In 2022, Moon made an unwanted sexual advance on a female deacon from his church, according to church correspondence and a Post interview with the woman. He was removed as a priest, and the woman was suspended for a year by another bishop. Ruch, whom the woman said chided her for being alone with Moon, later extended her suspension by nine months. But Ruch’s extension violated a church canon that does not permit suspensions to be prolonged, the denomination’s then-archbishop later determined.
Even though Ruch testified during trial that he would not endorse Moon’s ordination today given his misconduct, the court found “this acknowledgment does not signify imprudence at the time, but instead reflects the maturation of pastoral judgment that naturally develops over a bishop’s ministry.” It added: “When analyzed as a whole, the evidence reveals no pattern of negligence, indifference, or disregard for safeguarding responsibilities.”
The court also criticized the 40-plus people who endorsed the second presentment.

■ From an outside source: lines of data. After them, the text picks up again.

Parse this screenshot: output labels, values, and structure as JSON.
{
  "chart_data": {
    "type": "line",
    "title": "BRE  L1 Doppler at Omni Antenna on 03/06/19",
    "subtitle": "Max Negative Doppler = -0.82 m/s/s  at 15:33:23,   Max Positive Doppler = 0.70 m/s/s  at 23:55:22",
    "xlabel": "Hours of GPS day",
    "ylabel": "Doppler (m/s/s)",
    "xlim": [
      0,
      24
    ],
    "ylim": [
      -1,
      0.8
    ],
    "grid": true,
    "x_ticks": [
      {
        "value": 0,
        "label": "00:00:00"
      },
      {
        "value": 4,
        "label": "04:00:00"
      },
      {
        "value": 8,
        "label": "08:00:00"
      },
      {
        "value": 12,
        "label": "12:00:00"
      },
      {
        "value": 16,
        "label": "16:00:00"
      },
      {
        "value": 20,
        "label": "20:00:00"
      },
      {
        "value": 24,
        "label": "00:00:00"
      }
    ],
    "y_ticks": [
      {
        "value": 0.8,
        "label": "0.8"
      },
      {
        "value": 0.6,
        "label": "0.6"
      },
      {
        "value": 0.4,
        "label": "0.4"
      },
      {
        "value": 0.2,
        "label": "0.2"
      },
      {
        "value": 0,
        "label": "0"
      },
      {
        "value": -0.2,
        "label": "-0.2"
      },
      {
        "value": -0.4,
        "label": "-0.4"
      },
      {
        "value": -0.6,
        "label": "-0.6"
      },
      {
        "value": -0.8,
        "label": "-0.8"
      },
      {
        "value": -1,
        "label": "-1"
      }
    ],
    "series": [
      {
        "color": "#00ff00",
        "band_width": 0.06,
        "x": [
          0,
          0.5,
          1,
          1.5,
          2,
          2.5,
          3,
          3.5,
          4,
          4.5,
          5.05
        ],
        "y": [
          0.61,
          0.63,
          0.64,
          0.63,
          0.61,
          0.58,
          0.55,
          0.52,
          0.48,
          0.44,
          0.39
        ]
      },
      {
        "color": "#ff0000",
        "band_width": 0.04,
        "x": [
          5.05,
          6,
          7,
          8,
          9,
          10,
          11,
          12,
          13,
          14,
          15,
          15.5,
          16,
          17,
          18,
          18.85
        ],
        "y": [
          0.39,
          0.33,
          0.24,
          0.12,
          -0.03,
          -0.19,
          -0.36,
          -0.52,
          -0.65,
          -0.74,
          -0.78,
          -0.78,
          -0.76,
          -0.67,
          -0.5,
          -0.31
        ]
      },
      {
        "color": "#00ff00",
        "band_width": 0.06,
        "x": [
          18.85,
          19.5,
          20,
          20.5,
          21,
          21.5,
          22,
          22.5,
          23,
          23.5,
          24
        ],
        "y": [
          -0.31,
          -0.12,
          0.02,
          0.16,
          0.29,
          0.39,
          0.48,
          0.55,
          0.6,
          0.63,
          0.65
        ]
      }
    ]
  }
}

“The signers of the second presentment had not participated in diocesan leadership, had no direct involvement in the events underlying their allegations, and possessed no personal knowledge of Bishop Ruch’s conduct,” the ruling read. “Their understanding was derived primarily from public summaries of investigations, media reporting, online discourse, and second- or third-hand accounts, rather than from documentary evidence or eyewitness testimony.”
Audrey Luhmann, who co-wrote the second presentment and helped establish ACNAtoo, defended the complaint’s evidence.
“The lay-led presentment authors worked directly with survivors to bring forward charges backed by a collection of over 60 exhibited documents,” she said. “We needed shepherds today who would finally lead well and allow us to simply be sheep. Instead, the shepherds chose to care for themselves, leaving their sheep to wolves.”